Je ne crois pas qu'on ait jamais cherché à cacher ou à dissimuler ce qui aurait pu nuire à la Cause; on n'a pas non plus, à mon avis, exagéré ses vertus, mais le Carmel en particulier n'a rien épargné pour la faire connaître telle qu'elle est.

 

[Réponse à la cinquante‑huitième demande]:

Je n'ai jamais entendu de critique qui eût pour objet les vertus ou la sainteté de la Servante de Dieu.

 

[Réponse de la cinquante‑neuvième à la soixante‑cinquième demande]:

[1360] En ce qui me concerne personnellement, j'ai souvent invoqué la Servante de Dieu dans mes peines temporelles, et je n'ai constaté qu'une recrudescence  de croix et d'épreuves.  Je lui demande de m'obtenir la grâce de les supporter chrétiennement.

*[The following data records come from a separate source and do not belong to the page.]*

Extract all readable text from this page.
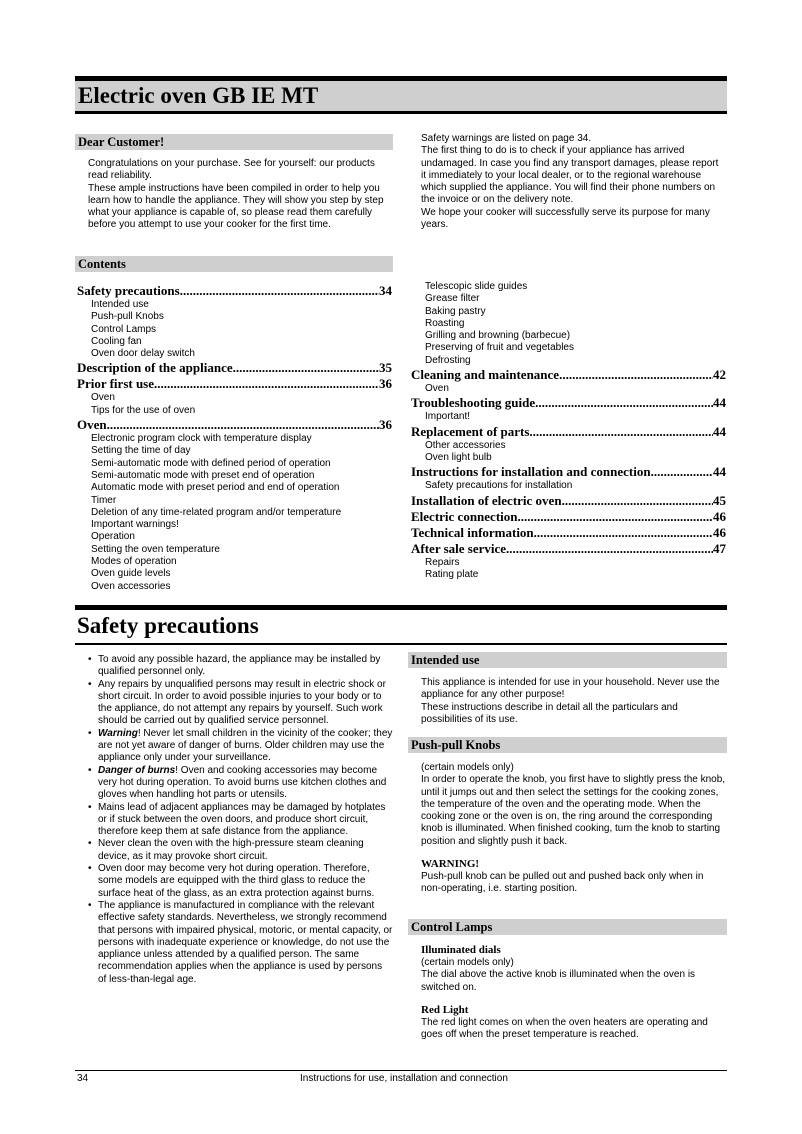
Electric oven GB IE MT
Dear Customer!

Congratulations on your purchase. See for yourself: our products read reliability.

These ample instructions have been compiled in order to help you learn how to handle the appliance. They will show you step by step what your appliance is capable of, so please read them carefully before you attempt to use your cooker for the first time.

Safety warnings are listed on page 34.

The first thing to do is to check if your appliance has arrived undamaged. In case you find any transport damages, please report it immediately to your local dealer, or to the regional warehouse which supplied the appliance. You will find their phone numbers on the invoice or on the delivery note.

We hope your cooker will successfully serve its purpose for many years.

Contents
Safety precautions .....	34
Intended use
Push-pull Knobs
Control Lamps
Cooling fan
Oven door delay switch
Description of the appliance .....	35
Prior first use .....	36
Oven
Tips for the use of oven
Oven .....	36
Electronic program clock with temperature display
Setting the time of day
Semi-automatic mode with defined period of operation
Semi-automatic mode with preset end of operation
Automatic mode with preset period and end of operation
Timer
Deletion of any time-related program and/or temperature
Important warnings!
Operation
Setting the oven temperature
Modes of operation
Oven guide levels
Oven accessories
Telescopic slide guides
Grease filter
Baking pastry
Roasting
Grilling and browning (barbecue)
Preserving of fruit and vegetables
Defrosting
Cleaning and maintenance .....	42
Oven
Troubleshooting guide .....	44
Important!
Replacement of parts .....	44
Other accessories
Oven light bulb
Instructions for installation and connection .....	44
Safety precautions for installation
Installation of electric oven .....	45
Electric connection .....	46
Technical information .....	46
After sale service .....	47
Repairs
Rating plate
Safety precautions
• To avoid any possible hazard, the appliance may be installed by qualified personnel only.
• Any repairs by unqualified persons may result in electric shock or short circuit. In order to avoid possible injuries to your body or to the appliance, do not attempt any repairs by yourself. Such work should be carried out by qualified service personnel.
• Warning! Never let small children in the vicinity of the cooker; they are not yet aware of danger of burns. Older children may use the appliance only under your surveillance.
• Danger of burns! Oven and cooking accessories may become very hot during operation. To avoid burns use kitchen clothes and gloves when handling hot parts or utensils.
• Mains lead of adjacent appliances may be damaged by hotplates or if stuck between the oven doors, and produce short circuit, therefore keep them at safe distance from the appliance.
• Never clean the oven with the high-pressure steam cleaning device, as it may provoke short circuit.
• Oven door may become very hot during operation. Therefore, some models are equipped with the third glass to reduce the surface heat of the glass, as an extra protection against burns.
• The appliance is manufactured in compliance with the relevant effective safety standards. Nevertheless, we strongly recommend that persons with impaired physical, motoric, or mental capacity, or persons with inadequate experience or knowledge, do not use the appliance unless attended by a qualified person. The same recommendation applies when the appliance is used by persons of less-than-legal age.
Intended use

This appliance is intended for use in your household. Never use the appliance for any other purpose!

These instructions describe in detail all the particulars and possibilities of its use.

Push-pull Knobs

(certain models only)

In order to operate the knob, you first have to slightly press the knob, until it jumps out and then select the settings for the cooking zones, the temperature of the oven and the operating mode. When the cooking zone or the oven is on, the ring around the corresponding knob is illuminated. When finished cooking, turn the knob to starting position and slightly push it back.

WARNING!

Push-pull knob can be pulled out and pushed back only when in non-operating, i.e. starting position.

Control Lamps

Illuminated dials

(certain models only)

The dial above the active knob is illuminated when the oven is switched on.

Red Light

The red light comes on when the oven heaters are operating and goes off when the preset temperature is reached.

34	Instructions for use, installation and connection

Pour ce qui est d'autres personnes, j'ai entendu rapporter une foule de grâces obtenues par l'intercession de soeur Thérèse. Mon mari m'a rapporté qu'il avait lui‑même reconnu, comme médecin, la guérison miraculeuse de monsieur l'abbé Anne, vicaire de Pont‑l'Évêque, et d'un vieillard des Petites Soeurs des Pauvres, atteint d'un cancer à la langue.

 

[Réponse à la soixante‑sixième demande]:

Je n'ai rien à ajouter.

 

 [Au sujet des Articles, le témoin dit ne savoir que ce qu'il a déjà déposé en répondant aux demandes précédentes. ‑ Est ainsi terminé l'interrogatoire de ce témoin. Lecture des Actes est donnée. Le témoin n'y apporte aucune modification et signe comme suit]:

Signatum: JEANNE LA NÉELE, [1361]  témoin, j'ai déposé comme ci‑dessus selon la vérité, je le ratifie et je le confirme.